So much for a robust charging network.

Range Anxiety

Tesla CEO Elon Musk isn't wasting any time in pulling out of one of his car company's key value propositions: its Supercharger network.

Earlier this week, news emerged that Musk was conducting yet another round of layoffs, including senior director of EV charging Rebecca Tinucci — alongside her 500-person-strong team.

Now, Electrek reports that the EV maker has backed out of four Supercharger location leases across the New York City area that were meant to address overcrowding at existing lots.

In other words, charging your Tesla at a Supercharger could soon get a whole lot more miserable — the direct result of Musk tightening the belt and making major cuts across the board in light of plummeting sales and a disastrous financial outlook.
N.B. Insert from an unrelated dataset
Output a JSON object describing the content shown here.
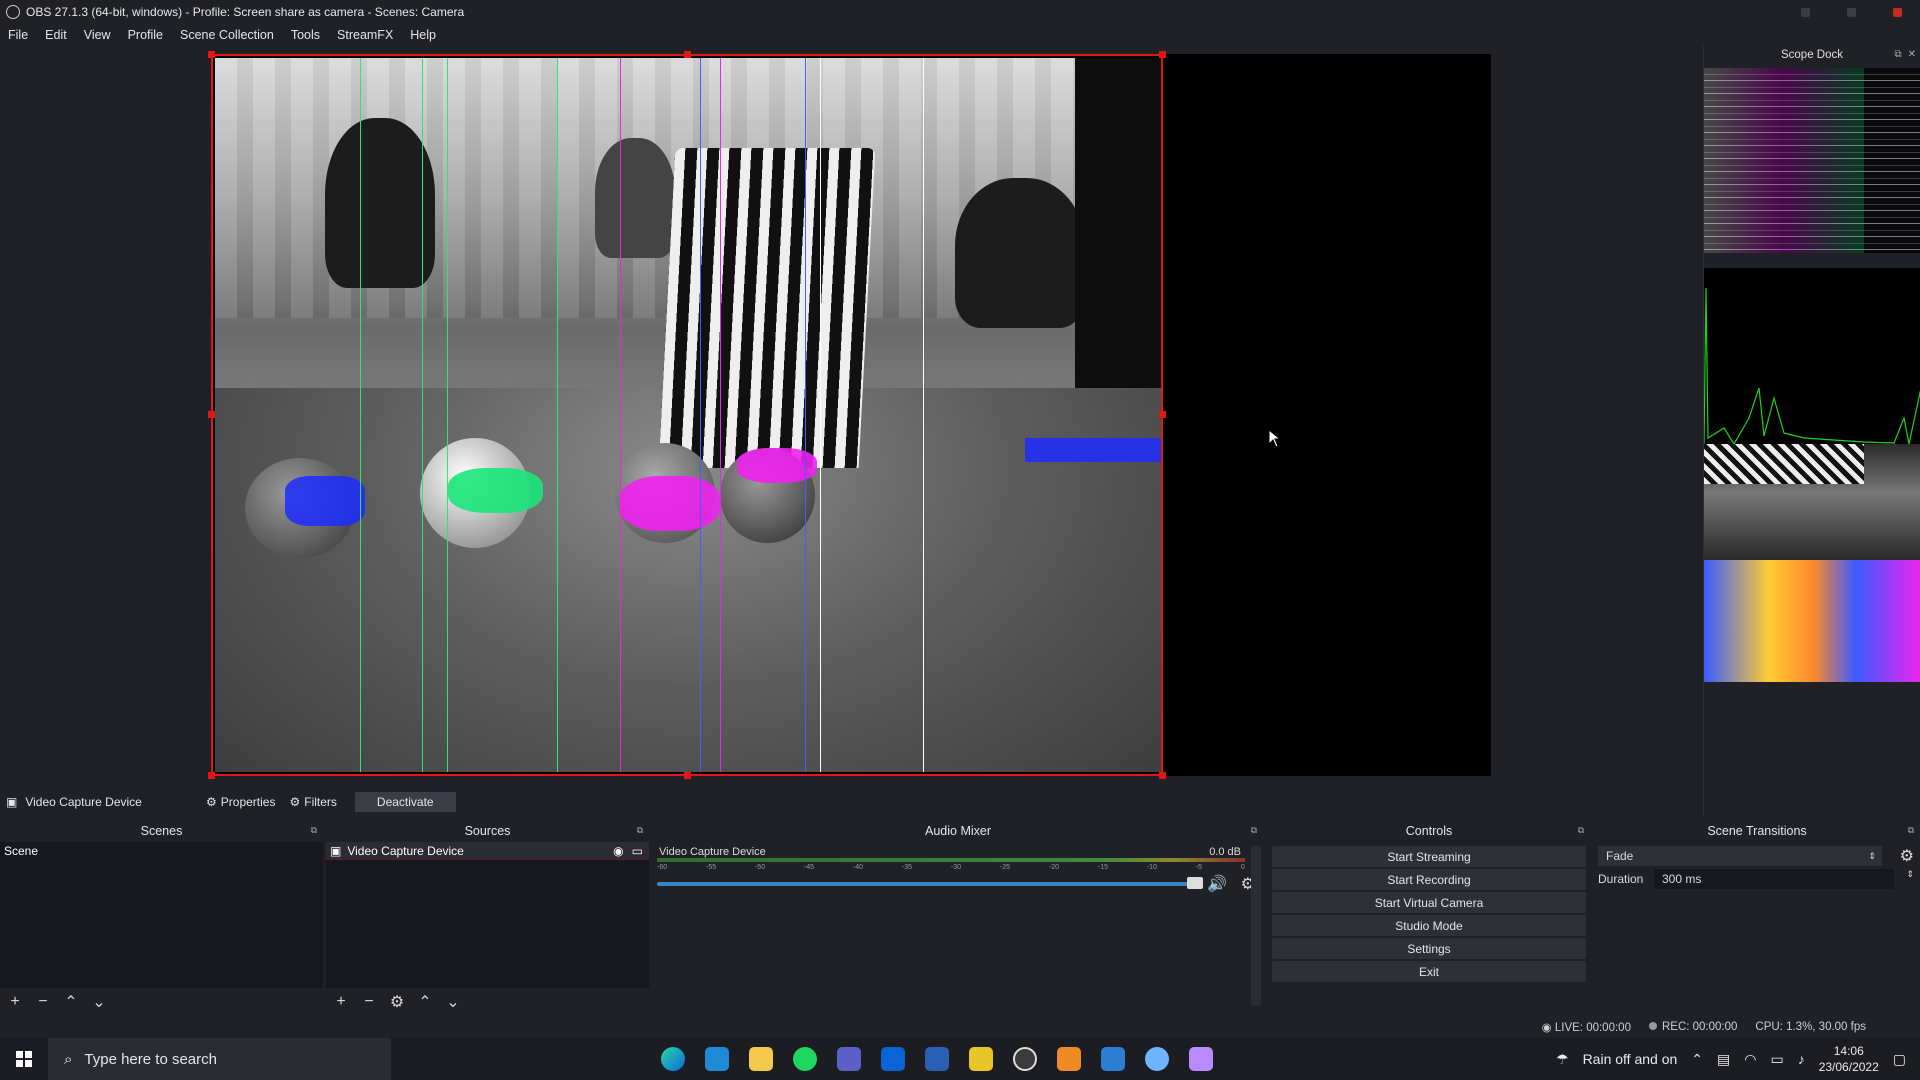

The move is particularly confusing because just a few years ago, Musk had been a huge public believer in the Supercharger vision — even bragging about plans to open burger restaurants at the locations so that drivers could dine while their EVs charged.

Plenty of investors are blaming Musk for the company's wandering vision, saying he's alienated buyers and tanked the carmaker's reputation with his bizarre political outbursts and fixation on autonomous driving — all at the expense of basic services for Tesla drivers, like a reliable charging network.

Charging Deserts

Overcrowding at Superchargers, especially in busy city centers, has become a real issue. New York City passed new incentives to electrify ride-sharing vehicles, which made the situation even worse.

Tesla had promised to install 100 additional chargers around the city by the end of 2024. Given the latest news, however, those sites will likely never be realized.

Or at least, Tesla won't be operating them. EV charging company Revel has already expressed interest, per Electrek, in taking over three of the four sites where initial work had already begun.

In short, Musk's commitment to a core feature that sets it apart from its rapidly growing competition is seriously waning, highlighting just how much trouble the car company is.

The rest of the car industry has fallen woefully behind, struggling to provide a reliable — and fast enough — way to charge EVs in many parts of the country.

Perplexingly, Tesla is blowing a considerable lead. The carmaker is in a unique position, especially considering its fast-charging plug, the North American Charging Standard is quickly becoming ubiquitous across other car brands.

Tesla is making some drastic changes in a very short amount of time. Even the team designated to develop and market new vehicles was let go in its entirety during the second round of layoffs, which could have major repercussions for Tesla's alleged plans to build a cheaper passenger car.